First off, what nerve Google has by suddenly spell-checking what we search for. I don't need Google to be added to the list of things that remind me that I cannot spell. I appreciated the fact that no matter how badly I butchered a word, Google politely said, "Did you mean this?". Now it's throwing jaggedy red lines in my face. Jerks.

Speaking of butchering...

After bailing early on work do to the sinus infection from HELL  or beyond (which left me rotting in my bed all day), I fell in my own driveway and landed smack on my left hand which is now a lovely shade of black. So I had to baby my hand/wrist/arm, my head, and my brain. Yesterday can eat dirt. In the words of Carol The Shoe, "2010 can FUCK OFF!!!! Jezus, enough!!! I wish it had junk so I could kick it there". She used the word 'junk' so you know she's serious.

At least the latest Gray's Anatomy comes out on DVD today because I need something awesome to happen. It's only Tuesday so it's totally possible for the week to go downhill and for my head to actually detacth from my neck.  I'm hoping Tuesday takes a turn for the better. At least it's almost Anniversary Weekend and all I'll have to think about is a comfy hotel bed, room service, and shutting off my brain (with the help of cocktails served in chocolate cups).

Read THIS!!!  For real, save the damn sharks. These dudes chose to hang out in the shark's territory. They put themselves at risk. I remember awhile back when some dude or broad got their arm ripped off by a shark and people wanted to find the shark and kill it. WTF? If a shark came into your living room, into YOUR territory, you'd defend yourself! These people were in the shark's living room. Leave them alone!

Also, and this is NOT a statement about vegans or vegetarians or anything like that, but are the P.E.T.A. people ever happy? I never read any articles about how they're pumped or having good days or about how kittens are cute.  Every article I read is about what they're pissed about now. Come on and get happy, P.E.T.A.

No comment on the Lady Gaga meat dress.

And not because I've previously threatened to wear a bacon bikini.


Camevil said...

2010 is definitely a "WTF?!" year.

And this week is no winner either. Poor you!

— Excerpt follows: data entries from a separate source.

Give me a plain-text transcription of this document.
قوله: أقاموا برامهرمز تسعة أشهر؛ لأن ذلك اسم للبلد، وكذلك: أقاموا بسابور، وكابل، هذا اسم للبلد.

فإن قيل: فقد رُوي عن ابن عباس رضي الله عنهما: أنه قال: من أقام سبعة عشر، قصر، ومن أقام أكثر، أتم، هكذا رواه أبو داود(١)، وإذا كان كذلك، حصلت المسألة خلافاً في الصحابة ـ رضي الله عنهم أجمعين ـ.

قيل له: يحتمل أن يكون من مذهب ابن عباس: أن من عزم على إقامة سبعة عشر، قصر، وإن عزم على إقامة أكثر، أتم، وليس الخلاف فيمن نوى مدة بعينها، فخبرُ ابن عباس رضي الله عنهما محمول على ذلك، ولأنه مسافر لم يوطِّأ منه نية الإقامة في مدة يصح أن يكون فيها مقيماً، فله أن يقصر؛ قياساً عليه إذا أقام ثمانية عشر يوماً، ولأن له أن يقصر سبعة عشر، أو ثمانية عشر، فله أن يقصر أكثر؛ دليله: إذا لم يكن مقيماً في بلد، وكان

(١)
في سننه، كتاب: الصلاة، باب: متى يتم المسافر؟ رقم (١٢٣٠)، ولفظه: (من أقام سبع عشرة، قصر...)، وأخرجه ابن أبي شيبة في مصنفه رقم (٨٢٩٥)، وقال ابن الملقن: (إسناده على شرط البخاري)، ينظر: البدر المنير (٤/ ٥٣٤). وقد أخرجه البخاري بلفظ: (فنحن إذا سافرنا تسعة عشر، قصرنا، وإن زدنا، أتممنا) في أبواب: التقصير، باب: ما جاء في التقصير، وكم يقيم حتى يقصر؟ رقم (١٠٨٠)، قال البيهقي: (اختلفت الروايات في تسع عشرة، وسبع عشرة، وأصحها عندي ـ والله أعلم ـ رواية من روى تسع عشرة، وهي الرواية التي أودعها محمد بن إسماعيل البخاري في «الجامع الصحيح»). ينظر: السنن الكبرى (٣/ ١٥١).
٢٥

And I can't stop thinking about bacon bikinis. I'm behind them.

Miss Cleveland 1979 said...

I'm glad you're on board to give 2010 the finger. 2011 has no choice but to be awesome.

I'm glad you're behind the bacon bikini. There is no possible way for me to hide the fact that I am 100% carnivore. Ben Lybarger said he used to eat meat "with great enthusiasm". I eat meat "with reckless abandon".

I was pretty glad just then. Maybe it'll be a good day!